Now, while I'm definitely waiting for my Boaz, at times I find myself wishing for Naomi -- someone to come along who sees the slightly bigger picture, who knows exactly whose threshing floor to send me to and what spices I should wear to please and entice him, and who knows exactly how happily and confidently he will react. If only I had a Naomi to do all the thinking for me! I could simply obey and be blissfully happy as a result. But I have no such hero -- I am simply Ruth, a stranger in a strange land struggling to get by, trusting God for my (sometimes literal) daily bread. What if I make the wrong choice? I could get all dolled up and head to the threshing floor, but what if no one's there waiting for me? Or worse, what if he's already there... with someone else?

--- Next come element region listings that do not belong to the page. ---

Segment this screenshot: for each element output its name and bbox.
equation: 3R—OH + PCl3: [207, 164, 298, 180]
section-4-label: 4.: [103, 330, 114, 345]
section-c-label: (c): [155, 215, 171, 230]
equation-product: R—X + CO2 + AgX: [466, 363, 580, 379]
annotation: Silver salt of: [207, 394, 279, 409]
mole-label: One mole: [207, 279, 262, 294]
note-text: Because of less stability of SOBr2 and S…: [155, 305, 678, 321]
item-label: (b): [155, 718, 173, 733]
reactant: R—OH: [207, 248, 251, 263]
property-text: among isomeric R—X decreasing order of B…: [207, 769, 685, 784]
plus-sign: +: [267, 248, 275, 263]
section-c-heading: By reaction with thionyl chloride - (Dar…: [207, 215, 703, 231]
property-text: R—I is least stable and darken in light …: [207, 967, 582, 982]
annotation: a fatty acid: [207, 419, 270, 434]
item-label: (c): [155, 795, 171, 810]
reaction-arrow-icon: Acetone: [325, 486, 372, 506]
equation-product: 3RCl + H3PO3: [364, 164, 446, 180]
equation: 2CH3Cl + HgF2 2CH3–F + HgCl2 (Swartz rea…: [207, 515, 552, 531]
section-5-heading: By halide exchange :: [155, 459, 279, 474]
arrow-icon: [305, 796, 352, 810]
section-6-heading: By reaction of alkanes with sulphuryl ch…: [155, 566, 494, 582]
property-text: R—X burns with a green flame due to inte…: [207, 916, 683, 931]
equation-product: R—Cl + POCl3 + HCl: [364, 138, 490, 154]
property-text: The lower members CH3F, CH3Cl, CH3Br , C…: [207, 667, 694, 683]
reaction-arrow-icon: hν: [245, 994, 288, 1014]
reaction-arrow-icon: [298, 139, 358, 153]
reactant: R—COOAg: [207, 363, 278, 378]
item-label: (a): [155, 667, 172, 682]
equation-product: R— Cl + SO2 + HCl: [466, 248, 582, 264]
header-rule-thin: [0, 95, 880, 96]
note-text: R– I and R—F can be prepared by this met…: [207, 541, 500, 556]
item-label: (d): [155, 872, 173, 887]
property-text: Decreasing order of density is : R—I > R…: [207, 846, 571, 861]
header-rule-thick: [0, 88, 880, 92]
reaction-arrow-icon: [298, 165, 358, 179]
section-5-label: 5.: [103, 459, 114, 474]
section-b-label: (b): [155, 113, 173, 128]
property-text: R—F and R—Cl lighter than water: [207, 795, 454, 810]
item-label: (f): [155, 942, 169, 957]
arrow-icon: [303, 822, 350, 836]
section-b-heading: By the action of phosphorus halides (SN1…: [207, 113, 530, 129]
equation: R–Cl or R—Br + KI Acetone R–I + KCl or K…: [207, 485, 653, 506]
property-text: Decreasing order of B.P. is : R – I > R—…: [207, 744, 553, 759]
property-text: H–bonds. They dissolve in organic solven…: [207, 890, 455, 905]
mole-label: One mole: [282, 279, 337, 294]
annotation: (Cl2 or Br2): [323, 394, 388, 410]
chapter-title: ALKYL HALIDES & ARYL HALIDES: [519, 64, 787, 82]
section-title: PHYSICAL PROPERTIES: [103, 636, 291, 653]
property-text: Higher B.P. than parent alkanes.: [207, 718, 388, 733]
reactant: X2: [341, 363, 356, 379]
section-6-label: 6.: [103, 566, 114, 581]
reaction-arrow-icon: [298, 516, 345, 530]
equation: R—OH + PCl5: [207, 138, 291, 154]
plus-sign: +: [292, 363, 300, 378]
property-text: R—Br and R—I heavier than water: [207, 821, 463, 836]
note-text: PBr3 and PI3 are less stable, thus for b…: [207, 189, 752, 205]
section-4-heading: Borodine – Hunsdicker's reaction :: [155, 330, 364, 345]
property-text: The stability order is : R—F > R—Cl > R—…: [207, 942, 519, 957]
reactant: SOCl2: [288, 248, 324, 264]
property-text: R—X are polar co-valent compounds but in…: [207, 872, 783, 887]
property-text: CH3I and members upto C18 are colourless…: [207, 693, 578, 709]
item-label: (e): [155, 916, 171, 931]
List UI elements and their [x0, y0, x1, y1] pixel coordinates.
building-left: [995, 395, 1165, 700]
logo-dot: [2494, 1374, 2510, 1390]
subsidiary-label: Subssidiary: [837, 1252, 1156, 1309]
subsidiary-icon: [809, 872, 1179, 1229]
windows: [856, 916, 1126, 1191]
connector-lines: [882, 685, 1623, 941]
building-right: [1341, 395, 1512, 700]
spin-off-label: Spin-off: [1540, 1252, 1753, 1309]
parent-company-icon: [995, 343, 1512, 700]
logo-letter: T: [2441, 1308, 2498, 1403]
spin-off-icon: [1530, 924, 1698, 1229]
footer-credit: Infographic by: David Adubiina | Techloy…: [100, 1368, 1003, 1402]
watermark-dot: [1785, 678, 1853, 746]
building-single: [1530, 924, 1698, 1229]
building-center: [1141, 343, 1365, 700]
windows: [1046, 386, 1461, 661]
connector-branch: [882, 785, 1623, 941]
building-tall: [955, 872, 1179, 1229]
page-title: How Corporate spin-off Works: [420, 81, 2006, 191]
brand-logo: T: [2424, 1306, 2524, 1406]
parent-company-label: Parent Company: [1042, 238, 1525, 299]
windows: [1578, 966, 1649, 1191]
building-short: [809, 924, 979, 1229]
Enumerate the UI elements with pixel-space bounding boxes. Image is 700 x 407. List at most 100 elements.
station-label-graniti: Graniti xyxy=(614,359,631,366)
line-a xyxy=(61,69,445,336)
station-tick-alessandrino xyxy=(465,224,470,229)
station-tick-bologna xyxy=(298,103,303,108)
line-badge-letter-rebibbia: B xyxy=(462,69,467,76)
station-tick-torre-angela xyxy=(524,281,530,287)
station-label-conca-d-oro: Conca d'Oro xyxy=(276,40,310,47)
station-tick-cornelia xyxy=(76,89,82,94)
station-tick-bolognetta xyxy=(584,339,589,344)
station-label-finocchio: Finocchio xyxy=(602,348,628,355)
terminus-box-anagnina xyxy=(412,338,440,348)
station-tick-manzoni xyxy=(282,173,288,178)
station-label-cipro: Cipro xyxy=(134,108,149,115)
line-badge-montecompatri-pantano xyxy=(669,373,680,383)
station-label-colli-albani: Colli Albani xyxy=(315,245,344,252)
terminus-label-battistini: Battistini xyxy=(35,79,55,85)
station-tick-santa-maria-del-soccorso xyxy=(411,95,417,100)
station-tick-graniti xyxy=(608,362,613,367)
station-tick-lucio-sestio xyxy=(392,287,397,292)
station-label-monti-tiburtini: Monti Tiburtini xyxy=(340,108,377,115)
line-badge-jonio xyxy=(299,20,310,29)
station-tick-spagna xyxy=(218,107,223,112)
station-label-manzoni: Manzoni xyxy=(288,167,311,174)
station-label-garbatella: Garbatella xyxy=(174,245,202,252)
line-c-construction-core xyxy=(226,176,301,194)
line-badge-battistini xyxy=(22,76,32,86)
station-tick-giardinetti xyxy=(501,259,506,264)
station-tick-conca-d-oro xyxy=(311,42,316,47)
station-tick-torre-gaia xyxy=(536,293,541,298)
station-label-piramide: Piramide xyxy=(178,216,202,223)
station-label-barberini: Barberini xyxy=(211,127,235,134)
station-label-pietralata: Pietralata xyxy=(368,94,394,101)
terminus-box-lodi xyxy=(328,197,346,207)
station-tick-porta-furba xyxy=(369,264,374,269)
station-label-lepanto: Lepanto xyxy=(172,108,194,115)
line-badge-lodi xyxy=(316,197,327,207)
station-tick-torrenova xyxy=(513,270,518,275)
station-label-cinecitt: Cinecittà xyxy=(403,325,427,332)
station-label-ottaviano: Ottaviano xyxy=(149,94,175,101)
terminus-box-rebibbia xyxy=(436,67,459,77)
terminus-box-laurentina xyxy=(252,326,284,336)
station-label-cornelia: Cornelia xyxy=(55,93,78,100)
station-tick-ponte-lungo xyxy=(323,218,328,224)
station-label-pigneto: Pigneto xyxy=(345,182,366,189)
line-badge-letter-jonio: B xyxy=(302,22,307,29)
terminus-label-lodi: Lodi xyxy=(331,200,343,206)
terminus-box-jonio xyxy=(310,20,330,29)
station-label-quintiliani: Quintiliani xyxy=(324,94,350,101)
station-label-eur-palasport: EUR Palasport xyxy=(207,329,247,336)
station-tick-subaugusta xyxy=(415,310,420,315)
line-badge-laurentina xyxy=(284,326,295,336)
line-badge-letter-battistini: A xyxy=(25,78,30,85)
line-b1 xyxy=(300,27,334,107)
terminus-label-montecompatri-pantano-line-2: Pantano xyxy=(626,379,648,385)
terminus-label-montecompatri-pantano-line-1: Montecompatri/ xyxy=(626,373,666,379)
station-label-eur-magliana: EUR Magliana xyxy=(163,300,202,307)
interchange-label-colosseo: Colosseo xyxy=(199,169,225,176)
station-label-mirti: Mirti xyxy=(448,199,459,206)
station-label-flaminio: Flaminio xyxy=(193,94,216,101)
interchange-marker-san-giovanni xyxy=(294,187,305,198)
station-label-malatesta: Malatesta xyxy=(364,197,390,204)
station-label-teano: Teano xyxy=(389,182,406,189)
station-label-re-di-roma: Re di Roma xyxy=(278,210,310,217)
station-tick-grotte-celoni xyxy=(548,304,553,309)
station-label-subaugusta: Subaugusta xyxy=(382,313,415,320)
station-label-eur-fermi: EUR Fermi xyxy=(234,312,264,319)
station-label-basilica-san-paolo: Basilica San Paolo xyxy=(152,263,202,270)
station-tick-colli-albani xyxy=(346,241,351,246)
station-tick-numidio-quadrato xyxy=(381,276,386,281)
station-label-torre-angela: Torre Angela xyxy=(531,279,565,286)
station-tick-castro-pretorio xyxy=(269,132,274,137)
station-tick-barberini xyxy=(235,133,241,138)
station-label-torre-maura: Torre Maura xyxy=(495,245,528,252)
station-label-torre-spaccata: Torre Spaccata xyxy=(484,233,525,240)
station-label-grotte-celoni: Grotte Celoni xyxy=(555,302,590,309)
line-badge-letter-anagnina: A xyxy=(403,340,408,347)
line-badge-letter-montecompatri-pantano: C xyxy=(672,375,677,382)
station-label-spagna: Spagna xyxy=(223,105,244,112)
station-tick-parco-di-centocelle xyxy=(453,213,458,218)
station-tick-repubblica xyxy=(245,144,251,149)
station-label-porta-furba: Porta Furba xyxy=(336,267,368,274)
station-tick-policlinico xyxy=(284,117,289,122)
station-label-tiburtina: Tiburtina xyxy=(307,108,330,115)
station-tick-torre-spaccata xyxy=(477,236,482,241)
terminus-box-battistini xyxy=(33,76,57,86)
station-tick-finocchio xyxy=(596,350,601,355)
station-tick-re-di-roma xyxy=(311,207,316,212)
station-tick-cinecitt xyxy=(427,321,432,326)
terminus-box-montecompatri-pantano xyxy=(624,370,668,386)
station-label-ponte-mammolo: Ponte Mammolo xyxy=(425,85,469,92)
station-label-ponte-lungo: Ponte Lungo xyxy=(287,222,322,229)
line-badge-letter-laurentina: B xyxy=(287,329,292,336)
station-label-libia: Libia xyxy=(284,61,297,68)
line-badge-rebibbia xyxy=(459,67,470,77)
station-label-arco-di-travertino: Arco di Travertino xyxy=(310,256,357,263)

My consolation is found in Ruth 2:5, when Boaz notices Ruth and asks about her. Here Naomi is nowhere to be found. Boaz is acting all on his own. Perhaps the story would've reached the same happy conclusion without Naomi's helping hand, because Boaz was showing some personal initiative. Perhaps my Boaz will notice me and ask about me, and begin to get our story rolling -- perhaps he has already. But oh, how I wish for a Naomi to come along, point him out to me with certainty and instruct me on how to be ready for and pleasing to him! Or -- and this is jsut to very loosely paraphrase some apocryphal versions of the story -- to go straight to my Boaz, kick him in the keester and shout, "Get a move on, idiot!"